Single-atom modified graphene cocatalyst for enhanced photocatalytic CO2 reduction on halide perovskite

Abstract

Metal halide perovskite (MHP) has become one of the most promising materials for photocatalytic CO₂ reduction owing to the wide light absorption range, negative conduction band position and high reduction ability. However, photoreduction of CO₂ by MHP remains a challenge because of the slow charge separation and transfer. Herein, a cobalt single-atom modified nitrogen-doped graphene (Co-NG) cocatalyst is prepared for enhanced photocatalytic CO₂ reduction of bismuth-based MHP Cs₃Bi₂Br₉. The optimal Cs₃Bi₂Br₉/Co-NG composite exhibits the CO production rate of 123.16 μmol g^–1 h^–1, which is 17.3 times higher than that of Cs₃Bi₂Br₉. Moreover, the Cs₃Bi₂Br₉/Co-NG composite photocatalyst exhibits nearly 100% CO selectivity as well as impressive long-term stability. Charge carrier dynamic characterizations such as Kelvin probe force microscopy (KPFM), single-particle PL microscope and transient absorption (TA) spectroscopy demonstrate the vital role of Co-NG cocatalyst in accelerating the transfer and separation of photogenerated charges and improving photocatalytic performance.

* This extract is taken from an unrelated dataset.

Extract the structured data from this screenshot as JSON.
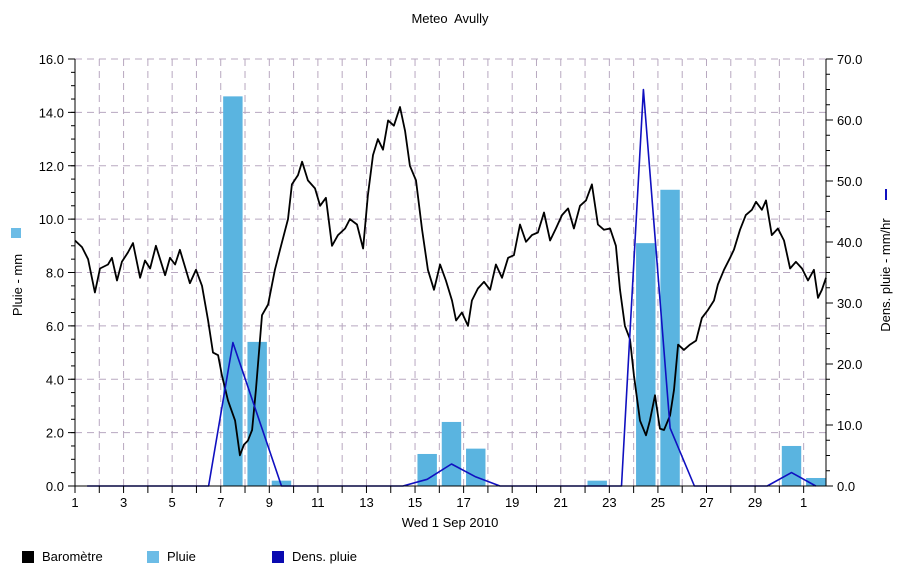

The reaction mechanism has been demonstrated by in situ diffuse reflectance infrared Fourier-transform spectroscopy measurement. In addition, in situ X-ray photoelectron spectroscopy test and theoretical calculation reveal the reaction reactive sites and reaction energy barriers, demonstrating that the introduction of Co-NG promotes the formation of *COOH intermediate, providing sufficient evidence for the highly selective generation of CO. This work provides an effective single-atom-based cocatalyst modification strategy for photocatalytic CO₂ reduction and is expected to shed light on other photocatalytic applications.